The actual vehicle of inspiration came about somewhat accidentally when, one day in 2017, she posted her story on social media.
“I spoke about my experience as a kid, how I was from a home where my parents were not financially stable. I had a picture in my head of what I wanted to become and I had fought for that. I was hoping a young girl could read that article and believe in what is possible.
“The story went viral. I posted it on my Facebook page and I had maybe 400 friends. The next morning I had 5,000 responses, newspapers in Nigeria and CBC were calling me to do interviews and I wondered, what have I done?”
Deciding to leverage her overnight internet success into something positive, she used the attention to build her nonprofit organization, STEMHub Foundation.
“People were reaching out and wanting more representation of Black people in STEM. They wanted young Black people to have people like me in their lives.”
The foundation started small, by offering to visit communities and do STEM activities on Saturdays with kids in Ontario. Equipped with her 3D printer, Olubamiji would spark the imaginations of children and give them a chance to learn more about the fascinating world of STEM. From there, the foundation started to grow. Olubamiji says social media was a key player in expanding her reach.
“We started having community centres reach out to us and saying hey, come and do programs with our youth. Also we got a lot of requests and still do from Black and female community centres. We’ve been doing that in Canada, making sure that those young people can see us. If they cannot see us, they cannot become us.”

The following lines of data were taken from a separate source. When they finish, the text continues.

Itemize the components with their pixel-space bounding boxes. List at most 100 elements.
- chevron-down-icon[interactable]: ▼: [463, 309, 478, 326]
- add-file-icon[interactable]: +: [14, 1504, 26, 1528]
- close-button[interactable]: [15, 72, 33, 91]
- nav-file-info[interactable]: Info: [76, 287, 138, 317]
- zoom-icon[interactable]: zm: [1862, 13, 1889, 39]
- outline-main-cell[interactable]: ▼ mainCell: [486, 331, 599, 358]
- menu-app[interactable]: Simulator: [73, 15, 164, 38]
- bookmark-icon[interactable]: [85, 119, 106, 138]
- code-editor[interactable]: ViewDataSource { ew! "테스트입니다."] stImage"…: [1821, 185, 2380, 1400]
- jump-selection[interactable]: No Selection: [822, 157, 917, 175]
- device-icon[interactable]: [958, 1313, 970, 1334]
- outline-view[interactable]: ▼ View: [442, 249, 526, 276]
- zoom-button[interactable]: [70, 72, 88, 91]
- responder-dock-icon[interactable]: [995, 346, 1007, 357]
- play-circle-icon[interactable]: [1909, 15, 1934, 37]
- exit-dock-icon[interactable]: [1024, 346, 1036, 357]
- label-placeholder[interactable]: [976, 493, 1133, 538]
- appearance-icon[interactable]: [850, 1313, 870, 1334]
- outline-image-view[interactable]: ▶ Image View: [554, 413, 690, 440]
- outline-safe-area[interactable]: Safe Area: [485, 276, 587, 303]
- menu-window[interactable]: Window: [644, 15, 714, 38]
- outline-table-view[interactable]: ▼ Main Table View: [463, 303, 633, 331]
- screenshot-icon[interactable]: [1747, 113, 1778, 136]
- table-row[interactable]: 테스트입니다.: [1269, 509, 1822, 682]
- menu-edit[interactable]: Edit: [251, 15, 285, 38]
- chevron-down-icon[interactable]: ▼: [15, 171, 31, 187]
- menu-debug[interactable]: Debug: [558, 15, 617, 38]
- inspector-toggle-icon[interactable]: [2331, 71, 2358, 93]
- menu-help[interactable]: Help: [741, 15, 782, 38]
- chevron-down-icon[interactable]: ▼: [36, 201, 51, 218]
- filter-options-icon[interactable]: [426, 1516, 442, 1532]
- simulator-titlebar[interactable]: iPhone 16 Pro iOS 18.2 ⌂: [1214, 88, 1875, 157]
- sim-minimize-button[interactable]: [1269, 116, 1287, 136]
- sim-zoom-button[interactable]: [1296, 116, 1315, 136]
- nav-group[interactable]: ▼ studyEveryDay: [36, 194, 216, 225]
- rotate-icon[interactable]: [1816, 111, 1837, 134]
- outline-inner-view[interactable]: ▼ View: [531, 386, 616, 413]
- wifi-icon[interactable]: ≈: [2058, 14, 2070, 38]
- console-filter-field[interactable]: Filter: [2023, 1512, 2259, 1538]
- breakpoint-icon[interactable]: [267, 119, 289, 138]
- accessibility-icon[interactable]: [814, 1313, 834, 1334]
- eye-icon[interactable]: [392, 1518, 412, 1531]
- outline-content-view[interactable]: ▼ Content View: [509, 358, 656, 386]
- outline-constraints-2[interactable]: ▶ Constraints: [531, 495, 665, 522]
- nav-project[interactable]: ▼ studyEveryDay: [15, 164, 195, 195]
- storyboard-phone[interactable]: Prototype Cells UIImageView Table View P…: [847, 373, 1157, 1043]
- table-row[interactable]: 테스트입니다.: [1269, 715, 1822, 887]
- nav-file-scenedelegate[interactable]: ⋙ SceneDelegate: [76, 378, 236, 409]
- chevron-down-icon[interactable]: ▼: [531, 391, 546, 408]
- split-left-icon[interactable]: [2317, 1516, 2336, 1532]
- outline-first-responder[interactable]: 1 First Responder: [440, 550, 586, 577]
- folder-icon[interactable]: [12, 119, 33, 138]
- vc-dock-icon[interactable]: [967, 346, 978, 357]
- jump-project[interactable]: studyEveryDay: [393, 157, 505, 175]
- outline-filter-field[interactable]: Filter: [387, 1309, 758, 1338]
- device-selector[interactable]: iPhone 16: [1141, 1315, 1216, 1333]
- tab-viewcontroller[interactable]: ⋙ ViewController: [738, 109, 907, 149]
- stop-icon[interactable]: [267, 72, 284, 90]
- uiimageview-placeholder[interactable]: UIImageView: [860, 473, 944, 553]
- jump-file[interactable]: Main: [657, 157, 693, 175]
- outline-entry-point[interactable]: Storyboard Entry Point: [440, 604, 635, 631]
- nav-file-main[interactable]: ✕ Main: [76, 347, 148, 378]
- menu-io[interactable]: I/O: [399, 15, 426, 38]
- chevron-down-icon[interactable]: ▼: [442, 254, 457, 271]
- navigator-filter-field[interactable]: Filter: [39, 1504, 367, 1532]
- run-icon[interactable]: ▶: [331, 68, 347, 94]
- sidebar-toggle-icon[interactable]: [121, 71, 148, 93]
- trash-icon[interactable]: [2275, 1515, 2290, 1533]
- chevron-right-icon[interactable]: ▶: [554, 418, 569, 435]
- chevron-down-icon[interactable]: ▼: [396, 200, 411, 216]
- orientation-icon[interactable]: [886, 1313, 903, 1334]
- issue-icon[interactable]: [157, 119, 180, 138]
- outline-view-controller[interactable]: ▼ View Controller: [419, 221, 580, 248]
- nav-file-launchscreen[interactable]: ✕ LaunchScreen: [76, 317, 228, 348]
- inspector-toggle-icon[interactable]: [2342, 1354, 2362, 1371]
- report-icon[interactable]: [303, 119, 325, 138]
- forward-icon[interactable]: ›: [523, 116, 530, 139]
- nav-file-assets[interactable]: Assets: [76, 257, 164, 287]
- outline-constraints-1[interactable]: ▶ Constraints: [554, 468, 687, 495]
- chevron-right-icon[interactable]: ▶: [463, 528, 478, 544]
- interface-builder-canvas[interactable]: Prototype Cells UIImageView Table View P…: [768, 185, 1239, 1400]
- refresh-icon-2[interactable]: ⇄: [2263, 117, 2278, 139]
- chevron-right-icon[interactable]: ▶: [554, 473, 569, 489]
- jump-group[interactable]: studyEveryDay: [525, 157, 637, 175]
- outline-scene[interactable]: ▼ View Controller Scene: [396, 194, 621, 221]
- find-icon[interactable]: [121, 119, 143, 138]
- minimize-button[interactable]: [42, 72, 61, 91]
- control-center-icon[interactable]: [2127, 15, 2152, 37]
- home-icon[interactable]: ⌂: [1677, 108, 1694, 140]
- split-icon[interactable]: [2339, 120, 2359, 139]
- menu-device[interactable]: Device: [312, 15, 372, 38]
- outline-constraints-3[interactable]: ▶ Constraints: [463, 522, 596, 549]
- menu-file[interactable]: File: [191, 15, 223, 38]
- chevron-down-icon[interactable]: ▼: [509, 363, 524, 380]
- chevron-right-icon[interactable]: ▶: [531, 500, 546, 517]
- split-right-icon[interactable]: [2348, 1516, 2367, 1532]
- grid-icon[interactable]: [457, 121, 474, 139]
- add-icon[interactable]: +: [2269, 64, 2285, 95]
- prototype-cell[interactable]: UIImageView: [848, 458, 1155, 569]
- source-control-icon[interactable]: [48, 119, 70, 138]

STEMHub has since added mentorship programs for university students, helping them navigate systems and understand which courses they should take to be more competitive in the job market. The foundation also helps students with university applications.
“The goal is to increase Black representation in STEM and ensure Black youths coming out of universities are not unable to get jobs because they didn’t know what they were supposed to do in college,” she said.
Thus far, STEMHub has reached about 5,000 students, mostly in Eastern Canada, and Olubamiji is trying to take the program to Nigeria, as well.
“Last year, I was invited to participate in the Nigerian Economic Summit by the government. I sat on the education reform panel with our leaders. During that visit, I was able to see my parents and my uncles. I met my uncle who was on the wall as he is now retired and returned home. It was a good trip. I am hoping to do more trips in the future, particularly to contribute to introduction of 3D-printing to our university curricula.”
Olubamiji is passionate about supporting the Black community and other people from foreign countries in Canada and the United States, where it is still clear that discrimination and under-representation exist. Her mission for creating an inclusive society does not stop with her work with STEMHub. She notes universities and other organizations everywhere can play a role in supporting foreign students.
“Representation is important; people cannot be what they cannot see. Every student needs motivation for why they should continue. They need to see people who look like them who are thriving in engineering. We need alumni on the walls of every building with equal representation of demographics – age, gender, race. Make every student feel welcome,” she said.
She says the ultimate goal is to continue widespread diversity and inclusion training as well as wider representation from all cultures on university boards.
Meanwhile, Olubamiji would love to return to Saskatoon, and bring STEMHub training and support with her.
“I lived in Saskatchewan for almost five years and I would really like to give back to the community that raised me,” she said.
Dr. Olubamiji’s academic contributions have yielded several scientific publications, conference presentations, a TEDx talk on 3D-printing, and contributions on several high-profile panels.